Security forces also killed fifteen people in the central protest hub of Homs, eight in the southern province of Daraa, the cradle of the revolt, three in the restive northwestern province of Idlib, one in the mainly Kurdish region of al-Qameshli and one in the central province of Hama, the LCC added.
For its part, the Syrian Observatory for Human Rights said "at least eight civilians were killed by Syrian armed forces in several neighborhoods of Homs."
The Britain-based monitoring group added that the 15 regime soldiers were killed in fighting with rebel troops in the Bustan al-Diwan sector of the city.
Homs has become a flashpoint of the 10-month revolt against the regime of President Bashar al-Assad.
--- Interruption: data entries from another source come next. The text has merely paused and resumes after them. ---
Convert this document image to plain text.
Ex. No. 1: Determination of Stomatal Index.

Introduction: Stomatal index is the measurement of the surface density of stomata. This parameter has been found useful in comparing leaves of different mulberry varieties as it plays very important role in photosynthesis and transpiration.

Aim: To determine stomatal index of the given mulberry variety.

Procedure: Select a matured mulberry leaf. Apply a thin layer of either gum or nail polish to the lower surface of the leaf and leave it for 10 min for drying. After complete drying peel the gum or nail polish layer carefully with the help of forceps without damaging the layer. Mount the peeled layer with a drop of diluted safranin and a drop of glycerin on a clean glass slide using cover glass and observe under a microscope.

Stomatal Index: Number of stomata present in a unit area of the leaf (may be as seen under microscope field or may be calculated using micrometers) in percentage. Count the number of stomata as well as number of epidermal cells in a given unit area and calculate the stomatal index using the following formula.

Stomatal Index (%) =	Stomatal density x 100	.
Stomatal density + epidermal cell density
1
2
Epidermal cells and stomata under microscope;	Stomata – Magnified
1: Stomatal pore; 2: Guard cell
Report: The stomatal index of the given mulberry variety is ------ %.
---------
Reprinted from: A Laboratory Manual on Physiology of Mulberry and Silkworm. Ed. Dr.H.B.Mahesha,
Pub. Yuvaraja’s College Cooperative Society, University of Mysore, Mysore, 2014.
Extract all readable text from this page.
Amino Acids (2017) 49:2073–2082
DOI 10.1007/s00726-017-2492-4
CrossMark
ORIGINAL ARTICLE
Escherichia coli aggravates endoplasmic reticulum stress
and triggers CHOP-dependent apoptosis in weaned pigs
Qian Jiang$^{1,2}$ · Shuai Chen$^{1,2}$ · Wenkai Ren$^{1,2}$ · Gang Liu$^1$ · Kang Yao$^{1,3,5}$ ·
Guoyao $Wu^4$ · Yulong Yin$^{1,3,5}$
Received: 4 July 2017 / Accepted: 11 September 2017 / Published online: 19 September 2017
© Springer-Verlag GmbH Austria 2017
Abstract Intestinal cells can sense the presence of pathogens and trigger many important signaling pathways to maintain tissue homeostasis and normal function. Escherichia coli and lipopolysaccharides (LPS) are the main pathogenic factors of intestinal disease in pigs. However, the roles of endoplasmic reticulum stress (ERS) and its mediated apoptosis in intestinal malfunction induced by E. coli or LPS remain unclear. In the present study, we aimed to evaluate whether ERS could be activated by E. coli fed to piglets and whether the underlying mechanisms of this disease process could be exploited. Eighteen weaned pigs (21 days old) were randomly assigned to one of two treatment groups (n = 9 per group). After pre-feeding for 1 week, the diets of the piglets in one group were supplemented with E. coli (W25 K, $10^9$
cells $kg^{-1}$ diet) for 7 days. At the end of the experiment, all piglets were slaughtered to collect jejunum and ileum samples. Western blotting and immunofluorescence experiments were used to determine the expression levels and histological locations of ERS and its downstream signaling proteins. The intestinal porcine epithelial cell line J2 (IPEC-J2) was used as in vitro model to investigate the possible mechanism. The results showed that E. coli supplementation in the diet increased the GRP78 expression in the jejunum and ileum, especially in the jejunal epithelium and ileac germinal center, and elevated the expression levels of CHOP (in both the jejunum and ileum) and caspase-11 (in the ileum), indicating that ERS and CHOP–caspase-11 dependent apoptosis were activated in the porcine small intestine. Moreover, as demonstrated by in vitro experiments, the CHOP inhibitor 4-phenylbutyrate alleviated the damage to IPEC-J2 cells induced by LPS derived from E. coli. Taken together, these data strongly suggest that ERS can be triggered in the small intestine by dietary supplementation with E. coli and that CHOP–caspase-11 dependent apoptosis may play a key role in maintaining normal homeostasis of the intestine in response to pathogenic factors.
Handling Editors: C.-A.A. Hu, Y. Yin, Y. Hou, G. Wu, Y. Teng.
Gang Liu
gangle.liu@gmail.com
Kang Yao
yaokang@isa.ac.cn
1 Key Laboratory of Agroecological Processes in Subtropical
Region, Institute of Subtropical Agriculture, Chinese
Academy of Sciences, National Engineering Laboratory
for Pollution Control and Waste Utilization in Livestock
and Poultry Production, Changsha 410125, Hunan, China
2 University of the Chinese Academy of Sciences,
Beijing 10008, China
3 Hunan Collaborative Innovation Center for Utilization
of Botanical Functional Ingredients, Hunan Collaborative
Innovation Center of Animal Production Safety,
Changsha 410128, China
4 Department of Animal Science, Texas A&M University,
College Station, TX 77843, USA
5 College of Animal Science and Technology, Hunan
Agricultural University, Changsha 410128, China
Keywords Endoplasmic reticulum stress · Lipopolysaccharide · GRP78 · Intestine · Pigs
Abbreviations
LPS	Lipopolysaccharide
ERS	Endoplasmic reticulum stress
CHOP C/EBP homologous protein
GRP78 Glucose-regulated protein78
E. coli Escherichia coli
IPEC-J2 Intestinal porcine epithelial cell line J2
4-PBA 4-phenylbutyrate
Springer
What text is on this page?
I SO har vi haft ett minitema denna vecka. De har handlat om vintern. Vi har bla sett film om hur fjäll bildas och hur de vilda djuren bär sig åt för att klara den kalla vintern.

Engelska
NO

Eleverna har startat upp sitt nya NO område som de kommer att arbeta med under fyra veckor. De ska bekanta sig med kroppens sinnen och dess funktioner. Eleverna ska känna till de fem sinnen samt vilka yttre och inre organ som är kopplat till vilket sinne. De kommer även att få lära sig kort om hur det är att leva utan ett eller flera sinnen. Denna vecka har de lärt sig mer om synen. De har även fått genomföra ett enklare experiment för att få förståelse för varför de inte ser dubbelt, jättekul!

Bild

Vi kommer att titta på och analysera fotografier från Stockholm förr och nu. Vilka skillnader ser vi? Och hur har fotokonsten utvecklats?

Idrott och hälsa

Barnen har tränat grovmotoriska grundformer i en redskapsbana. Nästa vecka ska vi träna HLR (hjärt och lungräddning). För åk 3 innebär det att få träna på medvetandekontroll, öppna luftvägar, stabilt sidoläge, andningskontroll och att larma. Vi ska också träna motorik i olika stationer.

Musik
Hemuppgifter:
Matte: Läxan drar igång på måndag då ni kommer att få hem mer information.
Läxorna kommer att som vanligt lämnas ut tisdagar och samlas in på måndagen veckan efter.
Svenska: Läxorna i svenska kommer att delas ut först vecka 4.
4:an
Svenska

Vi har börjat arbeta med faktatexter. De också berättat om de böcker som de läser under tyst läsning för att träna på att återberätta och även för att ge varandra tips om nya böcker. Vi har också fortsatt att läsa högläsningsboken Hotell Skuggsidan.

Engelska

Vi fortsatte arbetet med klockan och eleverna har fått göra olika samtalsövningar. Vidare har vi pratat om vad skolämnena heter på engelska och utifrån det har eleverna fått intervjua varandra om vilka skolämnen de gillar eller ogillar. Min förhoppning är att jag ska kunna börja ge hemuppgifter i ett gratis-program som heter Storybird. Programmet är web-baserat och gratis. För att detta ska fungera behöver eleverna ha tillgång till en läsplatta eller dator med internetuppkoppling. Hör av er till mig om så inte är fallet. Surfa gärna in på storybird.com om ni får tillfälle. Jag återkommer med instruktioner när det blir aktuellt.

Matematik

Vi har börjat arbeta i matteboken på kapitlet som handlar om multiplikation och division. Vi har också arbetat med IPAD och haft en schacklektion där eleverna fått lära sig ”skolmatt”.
The Observatory said three civilians, including a woman and a child, were also killed by security forces in the Damascus region, while sniper fire gunned down a man overnight in Idlib, northwest Syria.
Syria's pro-regime al-Watan newspaper on Wednesday gave a rundown of dozens of deaths on the two sides in clashes in Homs and elsewhere in central Syria over the past two days.
Thirty-seven rebels were killed in the Adawiyeh, Bab Dreib and Dawar Fakhoura districts of Homs, it said.
It said rebel fighters armed with anti-tank missiles, thermobaric grenades, mortars and machineguns destroyed two BMB armored cars and set ablaze a third, "killing all its crew."
Four soldiers were killed in an attack on a checkpoint in Bab Dreib, al-Watan said, while 15 rebels and two members of the security forces died in clashes in Rastan, another town in central Syria.
Activists said the unrest had killed nearly 200 people nationwide over the previous three days.
Analysts warn that the conflict, between a guerrilla movement backed by growing numbers of army deserters and a regime increasingly bent on repression, has largely eclipsed the peaceful protests seen at the start of the uprising.
"It is the beginning of an all-out armed conflict," said Joshua Landis, head of the Center for Middle East Studies at the University of Oklahoma.
"We are heading toward real chaos," he added. "The Syrian public in general is beginning to (realize) that there isn't a magic ending to this, there isn't a regime collapse."
On Tuesday, the Free Syrian Army said half of the country was now effectively a no-go zone for the security forces.
"Fifty percent of Syrian territory is no longer under the control of the regime," its Turkey-based commander Colonel Riad al-Asaad told Agence France Presse.
The United Nations says more than 5,400 people have been killed in Syria since the pro-democracy uprising began in mid-March.
But U.N. human rights chief Navi Pillay said on January 25 her organization had stopped compiling a death toll for Syria's crackdown on the protests because it is too difficult to get information.
Damascus does not recognize the scale of the protest movement that erupted in mid-March, insisting it is fighting "terrorist groups" seeking to sow chaos as part of a foreign-hatched conspiracy.